I got an email allegedly from Amazon warning me that my Prime account had been suspended because I hadn’t paid my monthly fee. It didn’t work — first clue: I don’t pay Amazon monthly — but I can see how people more dependent than ever on online shopping and streaming entertainment could panic at the thought of a suspended account.
I hate fraud. I hate it whether it’s perpetrated by criminals who send phishing emails during pandemics or by Nigerian princes or by self-proclaimed billionaires who run scam universities and rip off charities. So it is with a heavy heart that I call your attention to this warning from Bruce Dorris, president and CEO of the Association of Certified Fraud Examiners: Like crises before it, from Hurricane Katrina to the financial crisis of 2008, the coronavirus pandemic is likely to be a breeding ground for workplace fraud.
“There are a number of reasons fraud proliferates during recessions and times of economic instability,” Dorris wrote in an open letter posted on the ACFE website on March 31. “A large factor is the increased pressure companies and their employees feel as they struggle to meet the challenges of a down economy.”
The most costly kind of workplace fraud is financial statement fraud, averaging $8.7 million. When market conditions deteriorate, Dorris wrote, executives “can face pressure to falsify their financials in order to meet earnings targets or secure financing.”
The current situation, negatively impacting every industry (except perhaps package liquor stores), may make such fraud less tempting than during normal, cyclical downturns.
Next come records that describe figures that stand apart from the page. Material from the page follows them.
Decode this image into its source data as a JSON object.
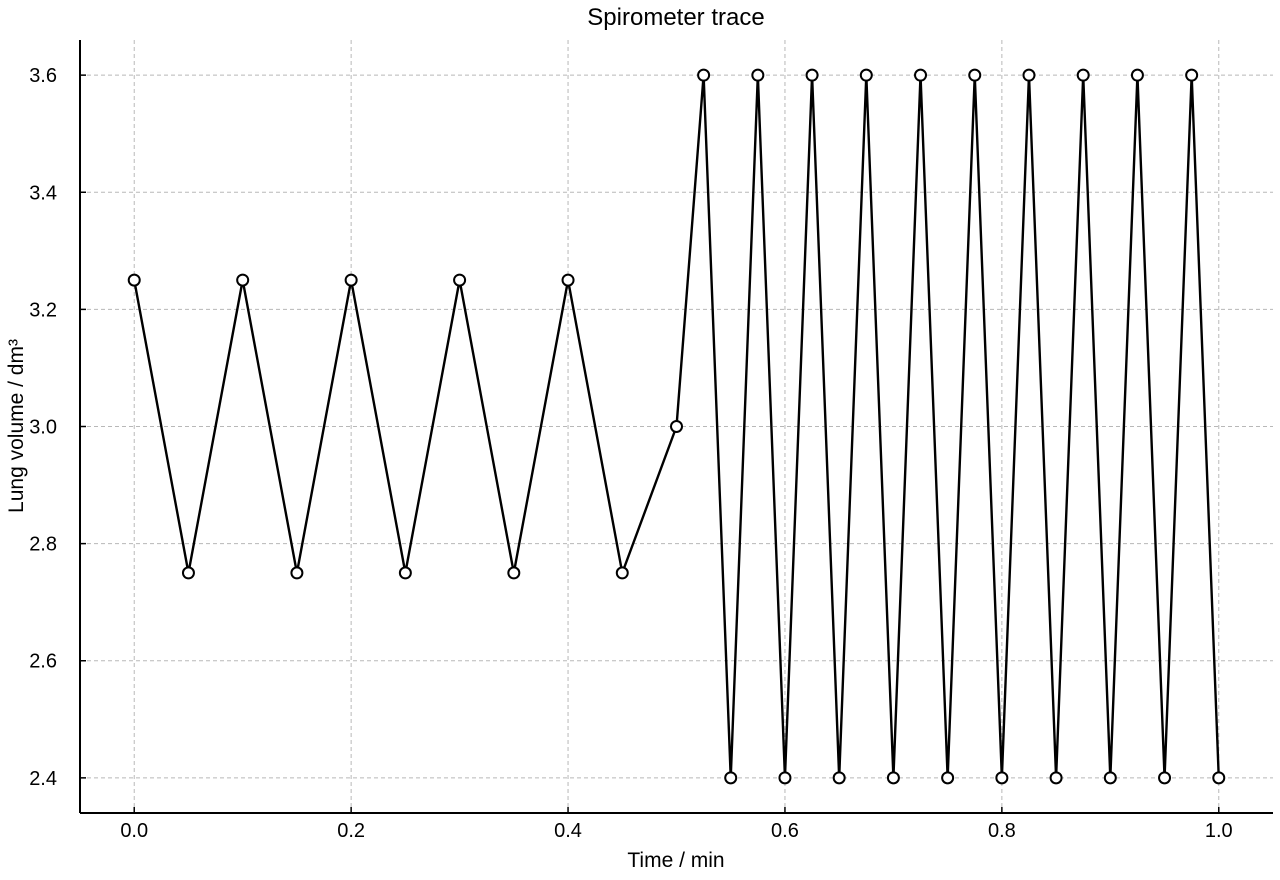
{
  "chart_data": {
    "type": "line",
    "title": "Spirometer trace",
    "xlabel": "Time / min",
    "ylabel": "Lung volume / dm³",
    "xlim": [
      -0.05,
      1.05
    ],
    "ylim": [
      2.34,
      3.66
    ],
    "xticks": [
      0.0,
      0.2,
      0.4,
      0.6,
      0.8,
      1.0
    ],
    "xtick_labels": [
      "0.0",
      "0.2",
      "0.4",
      "0.6",
      "0.8",
      "1.0"
    ],
    "yticks": [
      2.4,
      2.6,
      2.8,
      3.0,
      3.2,
      3.4,
      3.6
    ],
    "ytick_labels": [
      "2.4",
      "2.6",
      "2.8",
      "3.0",
      "3.2",
      "3.4",
      "3.6"
    ],
    "grid": true,
    "series": [
      {
        "color": "#000000",
        "marker": "open-circle",
        "x": [
          0.0,
          0.05,
          0.1,
          0.15,
          0.2,
          0.25,
          0.3,
          0.35,
          0.4,
          0.45,
          0.5,
          0.525,
          0.55,
          0.575,
          0.6,
          0.625,
          0.65,
          0.675,
          0.7,
          0.725,
          0.75,
          0.775,
          0.8,
          0.825,
          0.85,
          0.875,
          0.9,
          0.925,
          0.95,
          0.975,
          1.0
        ],
        "y": [
          3.25,
          2.75,
          3.25,
          2.75,
          3.25,
          2.75,
          3.25,
          2.75,
          3.25,
          2.75,
          3.0,
          3.6,
          2.4,
          3.6,
          2.4,
          3.6,
          2.4,
          3.6,
          2.4,
          3.6,
          2.4,
          3.6,
          2.4,
          3.6,
          2.4,
          3.6,
          2.4,
          3.6,
          2.4,
          3.6,
          2.4
        ]
      }
    ]
  }
}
But this would be a great time to be on the lookout for the most common type of workplace fraud: embezzlement, which fraud examiners call “asset misappropriation.”
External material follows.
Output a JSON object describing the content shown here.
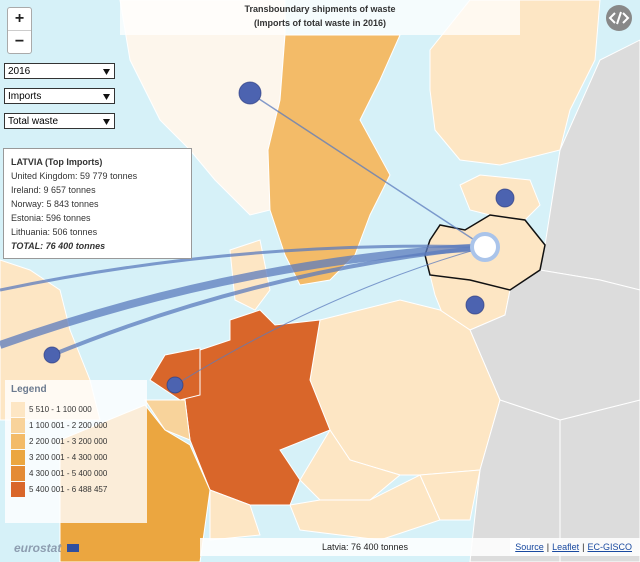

In his letter, Dorris described the “fraud triangle,” which is “the most commonly accepted model for explaining fraud in the workplace.” The three factors that are generally present when an employee decides to start committing fraud are pressure, opportunity and rationalization.
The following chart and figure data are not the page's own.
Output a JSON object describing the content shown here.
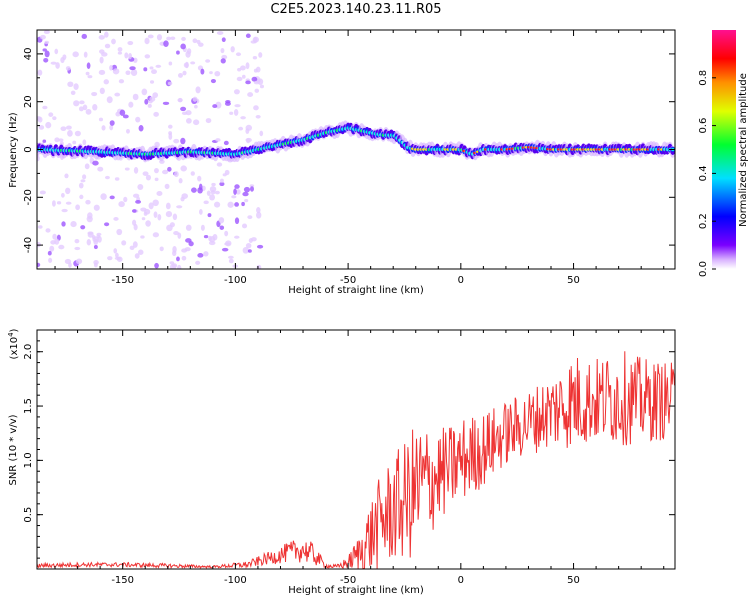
{
  "title": "C2E5.2023.140.23.11.R05",
  "chart_data": [
    {
      "type": "heatmap",
      "xlabel": "Height of straight line (km)",
      "ylabel": "Frequency (Hz)",
      "xlim": [
        -188,
        95
      ],
      "ylim": [
        -50,
        50
      ],
      "xticks": [
        -150,
        -100,
        -50,
        0,
        50
      ],
      "yticks": [
        -40,
        -20,
        0,
        20,
        40
      ],
      "colorbar": {
        "label": "Normalized spectral amplitude",
        "range": [
          0,
          1
        ],
        "ticks": [
          "0.0",
          "0.2",
          "0.4",
          "0.6",
          "0.8"
        ],
        "colormap": "rainbow"
      },
      "ridge": {
        "x": [
          -188,
          -160,
          -140,
          -120,
          -100,
          -90,
          -80,
          -70,
          -60,
          -50,
          -45,
          -40,
          -35,
          -30,
          -26,
          -24,
          -20,
          -15,
          -10,
          0,
          5,
          10,
          20,
          30,
          40,
          50,
          60,
          70,
          80,
          95
        ],
        "y": [
          0,
          -1,
          -2,
          -1,
          -2,
          0,
          2,
          4,
          7,
          9,
          8,
          7,
          6,
          6,
          3,
          1,
          0,
          0,
          0,
          0,
          -2,
          0,
          0,
          1,
          0,
          0,
          0,
          0,
          0,
          0
        ]
      },
      "grid": false
    },
    {
      "type": "line",
      "xlabel": "Height of straight line (km)",
      "ylabel": "SNR (10 * v/v)",
      "y_scale_note": "(x10^4)",
      "xlim": [
        -188,
        95
      ],
      "ylim": [
        0,
        2.2
      ],
      "xticks": [
        -150,
        -100,
        -50,
        0,
        50
      ],
      "yticks": [
        "0.5",
        "1.0",
        "1.5",
        "2.0"
      ],
      "color": "#ee3333",
      "envelope": {
        "x": [
          -188,
          -170,
          -150,
          -130,
          -110,
          -95,
          -85,
          -75,
          -70,
          -65,
          -60,
          -55,
          -50,
          -45,
          -40,
          -35,
          -30,
          -25,
          -20,
          -15,
          -10,
          -5,
          0,
          10,
          20,
          30,
          40,
          50,
          60,
          70,
          80,
          95
        ],
        "mean": [
          0.03,
          0.04,
          0.04,
          0.03,
          0.02,
          0.04,
          0.1,
          0.16,
          0.18,
          0.13,
          0.03,
          0.02,
          0.06,
          0.15,
          0.3,
          0.45,
          0.55,
          0.62,
          0.72,
          0.8,
          0.86,
          0.92,
          1.0,
          1.1,
          1.25,
          1.35,
          1.45,
          1.55,
          1.55,
          1.58,
          1.55,
          1.55
        ],
        "amp": [
          0.02,
          0.02,
          0.02,
          0.02,
          0.01,
          0.03,
          0.06,
          0.1,
          0.12,
          0.1,
          0.02,
          0.02,
          0.06,
          0.18,
          0.35,
          0.45,
          0.5,
          0.55,
          0.65,
          0.55,
          0.45,
          0.4,
          0.4,
          0.35,
          0.3,
          0.3,
          0.35,
          0.45,
          0.4,
          0.45,
          0.4,
          0.35
        ]
      },
      "grid": false
    }
  ]
}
Rationalization is fundamental to human nature, and anyone who has ever sold anything not essential to survival counts on it. But it can be a very expensive catalyst when the other factors are also in place — which they often were even be-fore the pandemic led to 17 million unemployment claims in just three weeks.
Previewing 2019 survey results that will be released on Thursday, Dorris said “42% of occupational fraudsters are living beyond their means at the time they commit fraud, and 26% are experiencing financial difficulties.” These are red flags that an employee is under pressure, the first factor in the triangle, and the pandemic will undoubtedly create additional desperation for many people.
The pandemic may also create greater opportunity for fraud, the second factor in the triangle. “Companies seeking to cut costs often target non-revenue-generating departments like compliance and internal audit. This is a mistake,” Dorris wrote. “… As organizations make cuts in the attempt to operate with a leaner staff, they can find themselves caught in a perfect storm for fraud: pressures motivating employee fraud are high at the same time that defenses intended to safeguard against fraud have been weakened.”
Quoting Warren Buffett — “You only find out who is swimming naked when the tide goes out.” — Dorris also predicted that the recession caused by the pandemic will reveal pre-existing frauds, just as the 2008 crisis uncovered Bernie Madoff’s Ponzi scheme.
The ACFE’s 2019 data shows that more than half of workplace frauds take advantage of deficient internal controls.
“[A]lthough business practices may not be top of the mind right now while we face these difficult changes,” Dorris concluded, “I encourage organizations to look towards the future to protect themselves, and their employees, against fraud. Because it’s not a question of if we see more fraud, it’s a question now of how much we will see.”